Last time I was using AI was before "Agentic" AI was a thing (it was just around the corner).

Can anyone clue me in, is AI still making forward progress? I feel like if there was a massive change or breakthrough it would be HUGE news, but I also imagine slow incremental progress could eventually build up to being a breakthrough.

I understand that it is still way too prone to errors and hallucinations to be trusted with serious tasks, but have there been any noteworthy improvements?

[–] Zak@lemmy.world 6 points 2 weeks ago (2 children)

LLM-based coding agents have become useful to the point that people are building large software projects without humans writing or reviewing code directly. The naive approach to that will result in disaster if used in a production environment, but practices to improve reliability are evolving.

Popular opinion seems to be that Claude Opus 4.5 was the tipping point for this.

[–] DireTech@sh.itjust.works 4 points 2 weeks ago (1 children)

I like AI. I think it's great for quick references or a starting point, but I've already seen projects scrapped and restarted because a bunch of junior devs used AI with no understanding and management gave up on them after a year where the number of significant bugs never decreased. Take one down, feed it to the AI, two more bugs in the tracker.

[–] Zak@lemmy.world 3 points 2 weeks ago (1 children)

It's changing rapidly, but handing automation tools to people who don't understand the underlying concepts just gets you a bigger mess. There are no well-established best practices for how to use it safely and effectively because it's too new and changing too fast.

It will settle down eventually, but a lot of people will do a lot of dumb things first.

[–] DireTech@sh.itjust.works 1 points 2 weeks ago

Best practices are something I’ve rarely ever seen applied at corporations. If I’m lucky, I’m only trying to explain to management why we need source control, if I’m unlucky the tech team needs to be educated and forced to use it.
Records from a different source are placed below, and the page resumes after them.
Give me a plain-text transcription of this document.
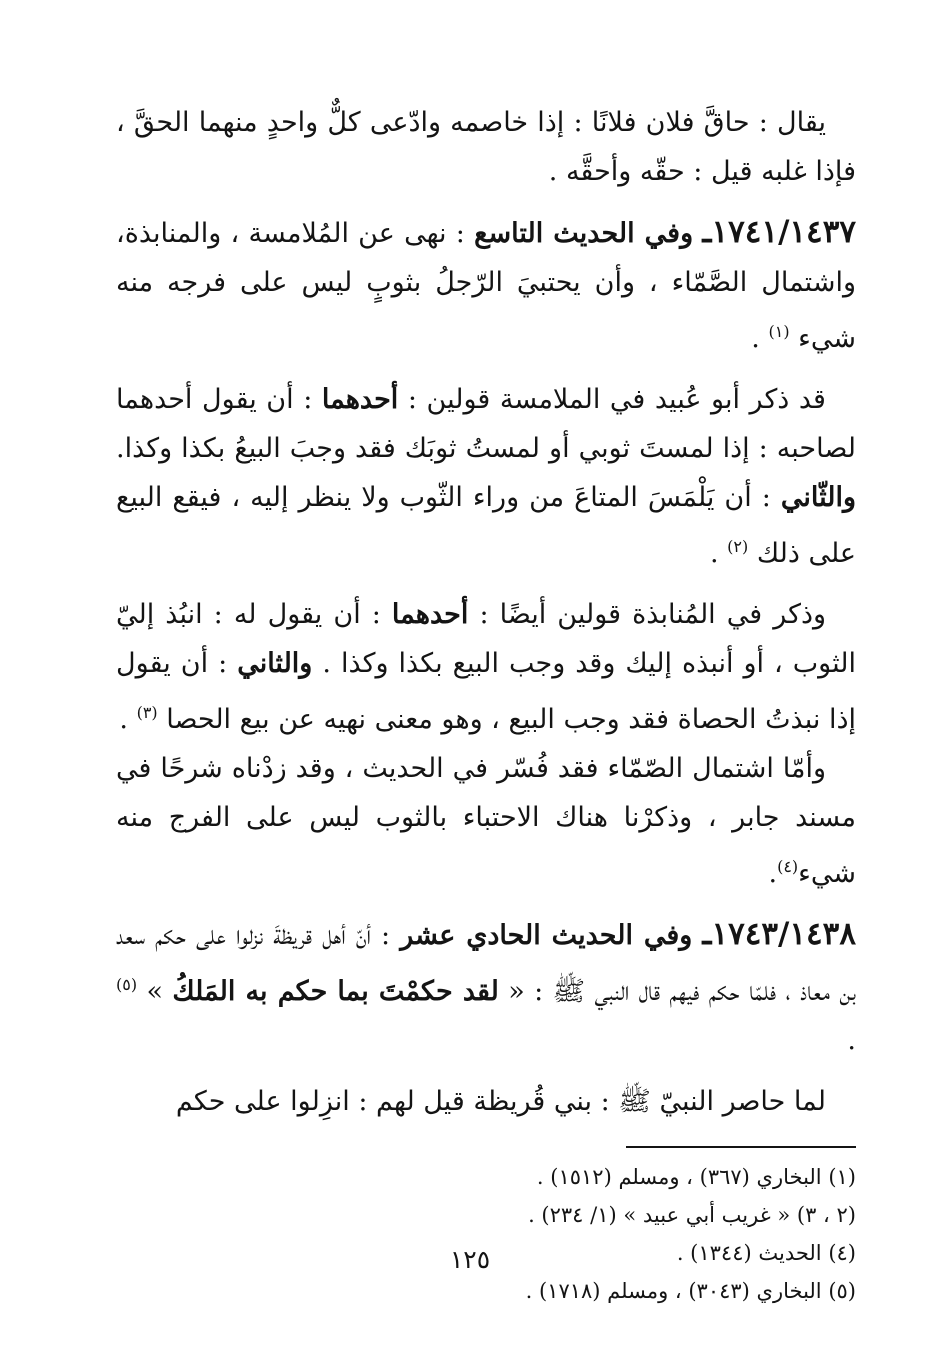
يقال : حاقَّ فلان فلانًا : إذا خاصمه وادّعى كلٌّ واحدٍ منهما الحقَّ ، فإذا غلبه قيل : حقّه وأحقَّه .

١٧٤١/١٤٣٧ـ وفي الحديث التاسع : نهى عن المُلامسة ، والمنابذة، واشتمال الصَّمّاء ، وأن يحتبيَ الرّجلُ بثوبٍ ليس على فرجه منه شيء $^{(١)}$ .

قد ذكر أبو عُبيد في الملامسة قولين : أحدهما : أن يقول أحدهما لصاحبه : إذا لمستَ ثوبي أو لمستُ ثوبَك فقد وجبَ البيعُ بكذا وكذا. والثّاني : أن يَلْمَسَ المتاعَ من وراء الثّوب ولا ينظر إليه ، فيقع البيع على ذلك $^{(٢)}$ .

وذكر في المُنابذة قولين أيضًا : أحدهما : أن يقول له : انبُذ إليّ الثوب ، أو أنبذه إليك وقد وجب البيع بكذا وكذا . والثاني : أن يقول إذا نبذتُ الحصاة فقد وجب البيع ، وهو معنى نهيه عن بيع الحصا $^{(٣)}$ .

وأمّا اشتمال الصّمّاء فقد فُسّر في الحديث ، وقد زدْناه شرحًا في مسند جابر ، وذكرْنا هناك الاحتباء بالثوب ليس على الفرج منه شيء$^{(٤)}$.

١٧٤٣/١٤٣٨ـ وفي الحديث الحادي عشر : أنّ أهل قريظةَ نزلوا على حكم سعد بن معاذ ، فلمّا حكم فيهم قال النبي ﷺ : « لقد حكمْتَ بما حكم به المَلكُ » $^{(٥)}$ .

لما حاصر النبيّ ﷺ : بني قُريظة قيل لهم : انزِلوا على حكم

(١) البخاري (٣٦٧) ، ومسلم (١٥١٢) .

(٢ ، ٣) « غريب أبي عبيد » (١/ ٢٣٤) .

(٤) الحديث (١٣٤٤) .

(٥) البخاري (٣٠٤٣) ، ومسلم (١٧١٨) .

١٢٥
Really can’t see AI assistance going smooth when it lets people think even less about what they’re doing.

There are definitely companies that can take advantage of it and use it properly, but I think they are going to be a minority.

[–] leoj@piefed.zip 1 points 2 weeks ago

thanks for the update, glad its improving, hope we reach a tipping point for the hardware side cause the way things are going sucks for the general person.

[–] Samskara@sh.itjust.works 2 points 2 weeks ago

You never know at what stage of the bubble you are. Will it burst in one year or five?

Obviously because their own personal line goes up even if the companies they run go down. They just leave and go somewhere else. That class doesn't seem to actually care if someone's good at shit all that matters is they have lots of money which to them means they must be smart.

However it is also fomo but that's a big dick measuring contest for them anyways.

[–] medem@lemmy.wtf 1 points 2 weeks ago* (last edited 2 weeks ago)

Text book example of "I know what I am doing is stupid, but everyone else is doing it and I'm smarter, so when consequences arrive, they'll affect everyone except me".